‘Rookie move, Mr Speaker!’ Opposition questions 10-minute rush to close budget debate during their absence
By Kamal Haynes, BVI News Staff
Some members of the Opposition have said they believe the recent decision by the Speaker of the House of Assembly to close last Friday’s budget debate session without having an actual debate was ‘amateur’.
Others suggested that the Andrew Fahie-led government, of which the Speaker Julian Willock is a supporter, may have had malicious intentions against the Opposition at the time.
The five-member Opposition made their sentiments known during a media conference on Monday, December 16. The conference was reportedly aimed at ‘bringing clarity’ to what transpired in the morning session of the budget debate where four Opposition members were absent.
Realising that the majority of the opposition was absent, the Speaker closed the debate within an approximate 15 minutes of opening it. Third District Representative Julian Fraser labelled the Speaker’s actions as “rookie”.
“Procedurally, the Speaker did everything right. However, I consider it to be a rookie indiscretion by closing down the debate for something as important as the budget, and knowing the challenges that we went through with the budget process, it was wrong to have done what they were trying to do,” Fraser stated.
“The reason I used the term rookie is because I’ve been there, and I’ve seen similar instances. I’ve been there where I’ve seen a former speaker in a budget situation recess to the following day because the Leader of the Opposition wasn’t there … The government knew exactly what we were doing. The government could have done exactly the same thing that this [previous] government did by deciding to recess the House to the following day so that everyone can participate.”
Many other options were available
Agreeing with Fraser, Opposition Leader Marlon Penn said he believes there were many other courses of action which could have been taken by Speaker Willock.
According to Penn, the budget debate session for the 2020 fiscal year began around 10:50 am. He said by the time he arrived in the House 10 minutes later, the debate was over and had advanced to the private ‘committee stage’ of the proceedings.
“I thought the Speaker acted in bad taste in rapping up the process. Several things could have happened. He could have called a recess, especially after I personally called the Speaker in the morning telling him of my intent to be there because I had a hospital emergency, and I said I would not be there no later than 11 o’clock and I was there 11 o’clock on the dot.”
Speaker failed to inform members of late arrival
Penn further said that it was later brought to his attention that Speaker Willock did not inform the other members of the House of his intended late arrival. He said he believed the debate session may not have closed without the parliamentary Opposition’s input if Premier Andrew Fahie was made aware.
“I believe if the Premier knew that, he would have not allowed that to happen … because I don’t see him being so irrational or irresponsible in the process and the fact that the Speaker knew that and never communicated that to the Premier was very unfortunate from my point of view. So it suggests to me that something sinister was afoot in the entire process,” Penn stated.
“… Especially after we waited for three-and-a-half hours on Thursday for the members of the government to show up [and] for the very Speaker who wasn’t present until three-and-a-half hours later and he couldn’t wait 10 minutes for members of the Opposition,” Penn added.

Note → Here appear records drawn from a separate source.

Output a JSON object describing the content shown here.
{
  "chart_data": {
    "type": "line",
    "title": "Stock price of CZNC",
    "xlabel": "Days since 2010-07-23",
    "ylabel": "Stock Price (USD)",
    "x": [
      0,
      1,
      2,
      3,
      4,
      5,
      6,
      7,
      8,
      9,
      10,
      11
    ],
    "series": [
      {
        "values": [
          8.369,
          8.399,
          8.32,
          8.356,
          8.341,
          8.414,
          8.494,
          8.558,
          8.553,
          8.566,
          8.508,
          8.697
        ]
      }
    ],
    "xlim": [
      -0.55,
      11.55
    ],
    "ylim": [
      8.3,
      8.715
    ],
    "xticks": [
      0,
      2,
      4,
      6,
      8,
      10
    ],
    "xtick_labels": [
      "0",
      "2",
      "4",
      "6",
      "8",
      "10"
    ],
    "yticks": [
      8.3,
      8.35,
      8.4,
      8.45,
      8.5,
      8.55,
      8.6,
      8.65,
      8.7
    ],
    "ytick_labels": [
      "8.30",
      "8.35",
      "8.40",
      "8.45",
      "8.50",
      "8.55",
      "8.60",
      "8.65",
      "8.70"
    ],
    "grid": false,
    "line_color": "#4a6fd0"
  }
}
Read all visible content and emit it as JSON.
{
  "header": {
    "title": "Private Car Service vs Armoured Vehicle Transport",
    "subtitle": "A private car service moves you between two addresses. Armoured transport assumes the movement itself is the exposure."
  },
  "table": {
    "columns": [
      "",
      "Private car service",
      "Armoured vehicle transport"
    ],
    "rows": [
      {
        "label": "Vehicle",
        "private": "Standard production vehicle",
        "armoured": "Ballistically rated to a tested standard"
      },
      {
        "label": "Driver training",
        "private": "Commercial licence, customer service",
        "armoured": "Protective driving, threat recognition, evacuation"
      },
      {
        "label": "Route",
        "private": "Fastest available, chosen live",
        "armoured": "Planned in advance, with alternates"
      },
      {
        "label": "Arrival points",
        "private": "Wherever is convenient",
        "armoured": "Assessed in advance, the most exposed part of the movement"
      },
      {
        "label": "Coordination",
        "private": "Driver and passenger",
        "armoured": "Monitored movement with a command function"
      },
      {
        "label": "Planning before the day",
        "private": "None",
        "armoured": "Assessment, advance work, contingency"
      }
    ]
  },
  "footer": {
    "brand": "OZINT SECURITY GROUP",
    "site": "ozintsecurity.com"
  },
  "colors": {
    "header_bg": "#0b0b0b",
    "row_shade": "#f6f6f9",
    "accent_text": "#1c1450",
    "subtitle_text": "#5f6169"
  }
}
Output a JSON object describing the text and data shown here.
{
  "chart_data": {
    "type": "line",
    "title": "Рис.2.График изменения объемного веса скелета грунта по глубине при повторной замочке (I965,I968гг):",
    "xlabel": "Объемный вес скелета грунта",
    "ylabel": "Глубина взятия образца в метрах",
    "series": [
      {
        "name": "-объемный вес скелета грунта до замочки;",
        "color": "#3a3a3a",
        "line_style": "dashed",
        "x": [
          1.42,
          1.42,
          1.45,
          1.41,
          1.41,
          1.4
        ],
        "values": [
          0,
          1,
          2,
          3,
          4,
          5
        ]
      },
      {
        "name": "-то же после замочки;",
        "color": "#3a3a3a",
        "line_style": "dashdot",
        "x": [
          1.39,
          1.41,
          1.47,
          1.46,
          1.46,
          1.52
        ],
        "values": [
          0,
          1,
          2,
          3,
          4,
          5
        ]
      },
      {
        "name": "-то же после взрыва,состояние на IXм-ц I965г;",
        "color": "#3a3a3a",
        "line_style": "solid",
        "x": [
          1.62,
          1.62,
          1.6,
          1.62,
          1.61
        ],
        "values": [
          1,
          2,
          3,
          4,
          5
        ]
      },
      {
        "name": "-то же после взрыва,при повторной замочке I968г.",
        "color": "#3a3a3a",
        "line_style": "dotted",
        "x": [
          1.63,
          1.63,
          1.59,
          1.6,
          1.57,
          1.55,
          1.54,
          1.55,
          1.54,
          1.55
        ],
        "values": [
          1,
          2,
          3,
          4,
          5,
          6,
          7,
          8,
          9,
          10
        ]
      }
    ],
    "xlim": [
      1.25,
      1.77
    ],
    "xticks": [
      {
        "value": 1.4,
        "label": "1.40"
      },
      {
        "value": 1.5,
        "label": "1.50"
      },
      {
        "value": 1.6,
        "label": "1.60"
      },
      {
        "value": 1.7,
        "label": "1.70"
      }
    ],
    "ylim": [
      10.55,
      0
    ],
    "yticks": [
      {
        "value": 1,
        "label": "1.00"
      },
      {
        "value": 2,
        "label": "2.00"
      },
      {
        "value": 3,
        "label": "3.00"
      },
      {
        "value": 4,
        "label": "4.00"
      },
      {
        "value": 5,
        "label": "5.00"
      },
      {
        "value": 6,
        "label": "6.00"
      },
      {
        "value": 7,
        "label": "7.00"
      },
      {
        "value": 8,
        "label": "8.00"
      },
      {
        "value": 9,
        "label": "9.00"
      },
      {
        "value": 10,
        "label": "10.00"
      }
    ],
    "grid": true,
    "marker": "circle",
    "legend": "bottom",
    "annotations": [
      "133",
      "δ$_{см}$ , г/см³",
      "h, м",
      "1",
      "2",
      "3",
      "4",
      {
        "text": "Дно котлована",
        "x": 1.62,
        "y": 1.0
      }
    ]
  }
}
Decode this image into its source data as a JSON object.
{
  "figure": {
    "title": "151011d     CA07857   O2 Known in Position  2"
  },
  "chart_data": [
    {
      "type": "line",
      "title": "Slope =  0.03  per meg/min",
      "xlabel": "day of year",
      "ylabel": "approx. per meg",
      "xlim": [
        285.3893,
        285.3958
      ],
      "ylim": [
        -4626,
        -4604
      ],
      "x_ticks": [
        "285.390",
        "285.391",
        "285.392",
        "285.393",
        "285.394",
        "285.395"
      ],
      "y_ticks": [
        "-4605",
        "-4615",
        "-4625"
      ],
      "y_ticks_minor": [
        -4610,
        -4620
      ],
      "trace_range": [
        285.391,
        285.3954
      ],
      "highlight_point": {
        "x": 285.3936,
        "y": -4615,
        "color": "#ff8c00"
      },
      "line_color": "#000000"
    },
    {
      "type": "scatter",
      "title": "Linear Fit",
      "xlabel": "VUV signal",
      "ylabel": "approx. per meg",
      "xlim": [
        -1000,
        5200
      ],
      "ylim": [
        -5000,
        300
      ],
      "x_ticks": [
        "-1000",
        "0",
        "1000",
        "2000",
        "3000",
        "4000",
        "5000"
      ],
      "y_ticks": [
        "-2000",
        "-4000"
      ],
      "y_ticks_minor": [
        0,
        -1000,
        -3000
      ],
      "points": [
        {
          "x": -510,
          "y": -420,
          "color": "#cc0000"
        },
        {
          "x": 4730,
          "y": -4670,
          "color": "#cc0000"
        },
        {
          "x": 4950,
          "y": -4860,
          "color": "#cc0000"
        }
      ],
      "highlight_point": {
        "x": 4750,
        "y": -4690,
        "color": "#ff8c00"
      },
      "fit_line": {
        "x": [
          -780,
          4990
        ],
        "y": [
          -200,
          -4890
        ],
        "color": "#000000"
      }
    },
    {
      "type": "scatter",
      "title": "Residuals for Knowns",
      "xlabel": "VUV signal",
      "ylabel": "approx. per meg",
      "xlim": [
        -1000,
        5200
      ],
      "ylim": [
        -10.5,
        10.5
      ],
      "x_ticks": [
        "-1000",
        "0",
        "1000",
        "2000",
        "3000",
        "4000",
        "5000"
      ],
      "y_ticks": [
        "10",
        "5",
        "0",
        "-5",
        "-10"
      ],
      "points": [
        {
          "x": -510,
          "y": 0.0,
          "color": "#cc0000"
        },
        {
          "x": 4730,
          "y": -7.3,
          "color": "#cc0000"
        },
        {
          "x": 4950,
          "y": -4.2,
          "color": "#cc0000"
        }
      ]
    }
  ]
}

Hidden agenda by government/no ministers spoke
Meanwhile, Fourth District Representative Mark Vanterpool said he believes the government had a hidden agenda in its ‘rush’ to get the debate process concluded without any government minister actually speaking on their respective ministries.
“It is not only the Opposition who should debate the budget. The ministers, especially in government, should explain what the budget is about as it relates to their ministries, and the backbenchers need to be involved also. So, to open a budget debate on Friday and close it immediately without the ministers elucidating what the budget speaks to the ministries really suggests that there was something sinister,” Vanterpool stated.
He further said that had the Opposition not taken the stance to get the debate session reinstated, the public would not have heard from the various ministers during the budget debate.
“Once the Opposition members spoke, all of a sudden, all ministers could speak. Why is it they couldn’t speak before the budget was closed down. So it tells you that they may have been something sinister, in my opinion,” Vanterpool reiterated.
Following the end of the morning session, the House reopened and Premier Fahie moved a motion to reinstate the budget debate session to allow the Opposition to make their contributions.
Penn said he later discovered that Speaker Willock had been adamant for the debate not to be reinstated to accommodate the Opposition members.